Kahui - a relative of Chris Kahui, who was acquitted this year of the murders of his twin sons - was sentenced last year in the High Court at Auckland to preventive detention, with no chance of release for 16 years.
A jury found him guilty of 26 charges including rape, kidnap, sexual violence and indecent assault.
In June 2006, Kahui knocked on the door of his 37-year-old victim's Pukekohe home asking to use the phone, and forced his way inside.
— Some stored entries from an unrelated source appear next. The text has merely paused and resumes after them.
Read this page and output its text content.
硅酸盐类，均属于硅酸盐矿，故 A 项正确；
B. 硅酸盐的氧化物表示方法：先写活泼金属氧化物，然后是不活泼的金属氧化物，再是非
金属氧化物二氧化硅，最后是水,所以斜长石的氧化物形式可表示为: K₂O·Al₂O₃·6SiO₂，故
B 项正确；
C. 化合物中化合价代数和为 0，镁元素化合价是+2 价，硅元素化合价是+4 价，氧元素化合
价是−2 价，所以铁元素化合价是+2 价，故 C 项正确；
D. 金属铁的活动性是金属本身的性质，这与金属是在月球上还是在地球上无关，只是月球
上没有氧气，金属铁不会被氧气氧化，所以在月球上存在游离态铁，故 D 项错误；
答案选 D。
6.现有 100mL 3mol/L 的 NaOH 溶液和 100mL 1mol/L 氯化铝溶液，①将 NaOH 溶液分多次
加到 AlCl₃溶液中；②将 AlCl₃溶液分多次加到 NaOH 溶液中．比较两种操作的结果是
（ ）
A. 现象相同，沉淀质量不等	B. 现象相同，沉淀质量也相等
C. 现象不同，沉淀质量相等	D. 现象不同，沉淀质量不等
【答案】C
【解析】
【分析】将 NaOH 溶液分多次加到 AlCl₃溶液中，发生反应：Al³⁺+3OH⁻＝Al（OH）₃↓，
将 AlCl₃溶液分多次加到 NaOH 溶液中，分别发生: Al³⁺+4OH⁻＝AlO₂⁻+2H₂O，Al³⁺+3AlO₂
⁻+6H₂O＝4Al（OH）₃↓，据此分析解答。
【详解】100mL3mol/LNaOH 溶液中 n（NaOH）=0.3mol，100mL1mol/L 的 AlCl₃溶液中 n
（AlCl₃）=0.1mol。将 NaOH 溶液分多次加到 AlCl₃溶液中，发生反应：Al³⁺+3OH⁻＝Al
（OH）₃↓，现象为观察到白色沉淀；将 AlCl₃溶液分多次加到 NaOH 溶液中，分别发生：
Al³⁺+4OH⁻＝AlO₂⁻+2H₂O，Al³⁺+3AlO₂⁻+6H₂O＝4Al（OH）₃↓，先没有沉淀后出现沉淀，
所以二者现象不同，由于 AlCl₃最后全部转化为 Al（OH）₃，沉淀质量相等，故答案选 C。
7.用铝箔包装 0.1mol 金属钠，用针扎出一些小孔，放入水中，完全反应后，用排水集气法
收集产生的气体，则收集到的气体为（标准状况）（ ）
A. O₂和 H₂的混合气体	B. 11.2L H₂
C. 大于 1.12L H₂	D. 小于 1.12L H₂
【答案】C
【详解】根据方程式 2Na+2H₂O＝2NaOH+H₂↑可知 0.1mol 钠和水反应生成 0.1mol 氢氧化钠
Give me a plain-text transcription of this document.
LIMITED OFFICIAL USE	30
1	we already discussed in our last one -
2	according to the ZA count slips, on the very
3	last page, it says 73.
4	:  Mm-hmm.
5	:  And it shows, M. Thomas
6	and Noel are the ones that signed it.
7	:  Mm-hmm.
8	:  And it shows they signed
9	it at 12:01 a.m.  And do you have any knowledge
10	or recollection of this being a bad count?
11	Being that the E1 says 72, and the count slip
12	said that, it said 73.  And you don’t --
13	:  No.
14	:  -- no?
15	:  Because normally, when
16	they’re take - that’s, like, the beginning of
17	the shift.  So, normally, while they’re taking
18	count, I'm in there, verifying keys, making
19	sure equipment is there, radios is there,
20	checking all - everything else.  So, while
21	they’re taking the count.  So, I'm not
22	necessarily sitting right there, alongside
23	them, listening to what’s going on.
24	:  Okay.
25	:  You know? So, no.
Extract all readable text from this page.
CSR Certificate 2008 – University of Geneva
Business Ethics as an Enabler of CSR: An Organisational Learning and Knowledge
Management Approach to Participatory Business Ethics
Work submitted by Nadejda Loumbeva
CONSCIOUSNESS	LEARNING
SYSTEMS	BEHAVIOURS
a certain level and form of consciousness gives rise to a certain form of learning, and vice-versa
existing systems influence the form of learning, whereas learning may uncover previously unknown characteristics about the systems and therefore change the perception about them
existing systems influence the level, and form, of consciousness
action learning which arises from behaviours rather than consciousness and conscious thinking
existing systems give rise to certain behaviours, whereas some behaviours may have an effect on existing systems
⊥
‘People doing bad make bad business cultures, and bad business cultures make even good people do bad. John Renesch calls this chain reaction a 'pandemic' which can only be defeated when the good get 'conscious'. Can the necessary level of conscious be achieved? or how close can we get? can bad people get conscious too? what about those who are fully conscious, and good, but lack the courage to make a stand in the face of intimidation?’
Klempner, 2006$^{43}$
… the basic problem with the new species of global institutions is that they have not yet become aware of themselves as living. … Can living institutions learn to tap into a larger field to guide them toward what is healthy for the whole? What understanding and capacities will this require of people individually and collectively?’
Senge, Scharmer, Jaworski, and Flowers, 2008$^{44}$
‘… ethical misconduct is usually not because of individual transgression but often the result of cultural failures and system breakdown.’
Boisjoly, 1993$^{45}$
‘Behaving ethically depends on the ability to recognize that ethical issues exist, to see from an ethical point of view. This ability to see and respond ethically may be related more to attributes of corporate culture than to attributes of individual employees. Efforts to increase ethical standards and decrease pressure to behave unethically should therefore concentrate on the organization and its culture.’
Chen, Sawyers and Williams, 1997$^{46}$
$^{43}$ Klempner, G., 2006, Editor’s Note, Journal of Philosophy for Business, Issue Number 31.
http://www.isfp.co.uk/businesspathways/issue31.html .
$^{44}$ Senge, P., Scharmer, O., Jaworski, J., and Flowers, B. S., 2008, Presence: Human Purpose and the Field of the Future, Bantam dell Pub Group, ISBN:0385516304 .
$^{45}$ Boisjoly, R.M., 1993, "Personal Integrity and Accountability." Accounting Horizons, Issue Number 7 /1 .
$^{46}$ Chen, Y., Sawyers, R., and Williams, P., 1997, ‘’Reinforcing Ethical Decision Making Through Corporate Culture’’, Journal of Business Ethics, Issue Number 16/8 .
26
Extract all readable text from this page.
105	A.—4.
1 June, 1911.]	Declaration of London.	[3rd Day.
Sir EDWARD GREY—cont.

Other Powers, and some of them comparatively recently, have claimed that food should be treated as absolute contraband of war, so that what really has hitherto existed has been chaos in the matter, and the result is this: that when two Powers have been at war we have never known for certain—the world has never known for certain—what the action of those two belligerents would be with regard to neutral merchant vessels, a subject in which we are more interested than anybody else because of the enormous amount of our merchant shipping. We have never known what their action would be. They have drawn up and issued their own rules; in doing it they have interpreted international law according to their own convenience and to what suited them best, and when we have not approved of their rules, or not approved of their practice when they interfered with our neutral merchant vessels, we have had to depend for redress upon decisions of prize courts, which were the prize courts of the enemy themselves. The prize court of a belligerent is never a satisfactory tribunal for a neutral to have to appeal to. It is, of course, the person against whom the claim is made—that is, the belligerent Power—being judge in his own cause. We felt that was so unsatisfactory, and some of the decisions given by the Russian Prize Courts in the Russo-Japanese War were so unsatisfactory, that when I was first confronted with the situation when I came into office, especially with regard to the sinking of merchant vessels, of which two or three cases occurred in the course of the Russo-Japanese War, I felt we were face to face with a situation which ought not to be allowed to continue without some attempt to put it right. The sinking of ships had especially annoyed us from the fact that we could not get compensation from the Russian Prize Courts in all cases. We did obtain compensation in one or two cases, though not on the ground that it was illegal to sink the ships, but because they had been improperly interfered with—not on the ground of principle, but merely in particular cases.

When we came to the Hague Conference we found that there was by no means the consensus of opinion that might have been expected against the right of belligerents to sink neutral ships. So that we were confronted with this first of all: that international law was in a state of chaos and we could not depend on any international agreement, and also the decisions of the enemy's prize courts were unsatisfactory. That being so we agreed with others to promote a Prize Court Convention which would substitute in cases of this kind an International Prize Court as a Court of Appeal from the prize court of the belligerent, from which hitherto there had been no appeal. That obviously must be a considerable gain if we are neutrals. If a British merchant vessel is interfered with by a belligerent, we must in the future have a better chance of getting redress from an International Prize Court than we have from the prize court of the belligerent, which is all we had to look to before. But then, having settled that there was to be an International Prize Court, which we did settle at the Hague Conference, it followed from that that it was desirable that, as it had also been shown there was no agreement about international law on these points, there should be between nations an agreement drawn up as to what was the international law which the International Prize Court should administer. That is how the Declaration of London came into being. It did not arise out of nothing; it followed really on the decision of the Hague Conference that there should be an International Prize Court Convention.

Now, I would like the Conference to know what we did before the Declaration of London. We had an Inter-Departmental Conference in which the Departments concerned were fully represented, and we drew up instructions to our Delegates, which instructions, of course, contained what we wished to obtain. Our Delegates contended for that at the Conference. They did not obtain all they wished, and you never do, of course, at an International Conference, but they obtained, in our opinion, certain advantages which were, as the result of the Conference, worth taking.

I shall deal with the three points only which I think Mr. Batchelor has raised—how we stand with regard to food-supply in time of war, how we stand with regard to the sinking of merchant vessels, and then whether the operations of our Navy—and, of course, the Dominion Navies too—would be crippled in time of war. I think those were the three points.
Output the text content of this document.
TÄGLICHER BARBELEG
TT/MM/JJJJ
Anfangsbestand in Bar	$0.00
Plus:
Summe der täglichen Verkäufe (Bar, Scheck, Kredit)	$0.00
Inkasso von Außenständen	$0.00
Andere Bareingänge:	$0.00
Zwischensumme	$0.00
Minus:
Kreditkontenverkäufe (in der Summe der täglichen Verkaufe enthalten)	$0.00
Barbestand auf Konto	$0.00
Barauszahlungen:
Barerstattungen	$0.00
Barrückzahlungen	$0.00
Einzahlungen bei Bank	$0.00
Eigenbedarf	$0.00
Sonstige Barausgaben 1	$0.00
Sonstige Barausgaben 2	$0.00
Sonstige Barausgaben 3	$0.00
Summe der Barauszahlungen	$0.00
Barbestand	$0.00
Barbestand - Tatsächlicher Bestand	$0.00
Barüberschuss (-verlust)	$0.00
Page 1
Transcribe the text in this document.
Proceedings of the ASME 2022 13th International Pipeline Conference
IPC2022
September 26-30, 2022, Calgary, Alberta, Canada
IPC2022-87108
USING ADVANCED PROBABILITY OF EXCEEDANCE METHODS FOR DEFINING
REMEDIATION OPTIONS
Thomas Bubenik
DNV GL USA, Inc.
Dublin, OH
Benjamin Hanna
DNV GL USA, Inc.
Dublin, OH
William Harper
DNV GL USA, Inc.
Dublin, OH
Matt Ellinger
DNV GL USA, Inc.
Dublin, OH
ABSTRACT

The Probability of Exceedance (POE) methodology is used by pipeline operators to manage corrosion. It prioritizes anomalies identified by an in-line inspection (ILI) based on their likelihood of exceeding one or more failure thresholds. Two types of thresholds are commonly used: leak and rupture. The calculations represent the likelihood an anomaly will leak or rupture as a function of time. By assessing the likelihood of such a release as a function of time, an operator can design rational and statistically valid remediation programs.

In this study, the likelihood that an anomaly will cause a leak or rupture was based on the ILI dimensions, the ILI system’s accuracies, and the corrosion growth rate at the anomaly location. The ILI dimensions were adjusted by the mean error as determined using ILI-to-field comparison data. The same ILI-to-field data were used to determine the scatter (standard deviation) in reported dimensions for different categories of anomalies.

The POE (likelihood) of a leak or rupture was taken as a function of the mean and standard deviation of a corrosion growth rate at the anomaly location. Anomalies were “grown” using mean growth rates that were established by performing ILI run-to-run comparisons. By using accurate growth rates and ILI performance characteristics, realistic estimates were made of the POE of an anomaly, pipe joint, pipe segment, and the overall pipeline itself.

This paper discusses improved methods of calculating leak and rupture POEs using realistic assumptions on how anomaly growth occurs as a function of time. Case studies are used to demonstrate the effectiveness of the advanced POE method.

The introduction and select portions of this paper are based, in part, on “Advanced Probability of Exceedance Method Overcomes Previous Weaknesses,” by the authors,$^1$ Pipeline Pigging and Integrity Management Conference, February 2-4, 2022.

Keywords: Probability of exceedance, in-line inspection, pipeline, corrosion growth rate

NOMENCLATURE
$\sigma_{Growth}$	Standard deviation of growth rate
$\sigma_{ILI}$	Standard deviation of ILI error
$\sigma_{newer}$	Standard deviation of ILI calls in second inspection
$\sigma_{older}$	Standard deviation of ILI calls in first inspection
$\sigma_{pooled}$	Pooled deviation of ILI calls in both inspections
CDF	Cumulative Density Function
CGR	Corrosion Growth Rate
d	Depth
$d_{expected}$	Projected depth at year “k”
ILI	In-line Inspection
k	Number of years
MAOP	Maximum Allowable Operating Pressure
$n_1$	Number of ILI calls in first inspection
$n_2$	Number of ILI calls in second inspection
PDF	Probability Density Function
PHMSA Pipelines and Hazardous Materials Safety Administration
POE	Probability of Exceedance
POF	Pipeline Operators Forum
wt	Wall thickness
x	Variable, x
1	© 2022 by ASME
He then beat her up before raping her and committing other sexual acts in her bedroom and living room in what was a 4-hour ordeal.
He forced her to watch and re-enact scenes from a pornographic film and made her shower on at least two occasions to wash away evidence of his DNA.
Kahui then handcuffed the woman and drove her to a bank to withdraw cash from an ATM machine, but she escaped and ran to a petrol station for help.
During his sentencing, Justice Hugh Williams said society needed to be protected from a man who had more than 120 previous convictions. Kahui's past sentences amounted to more than 100 years in jail, albeit imposed concurrently.
He had also shown no remorse and no willingness to rehabilitate himself in any previous visits to jail and the only likely reason his list of offences was not longer was that he was in jail for much of the past 20 years, Justice Williams said.
In their decision released yesterday, Justices Ellen France, Judith Potter and Alan MacKenzie said Justice Williams had used a sentencing benchmark that was too high for the crimes committed.
But that did not mean Kahui would be released in 13 years whatever else happened, they said.
He would not be released into the community until the Parole Board was satisfied he would not be a risk to anyone.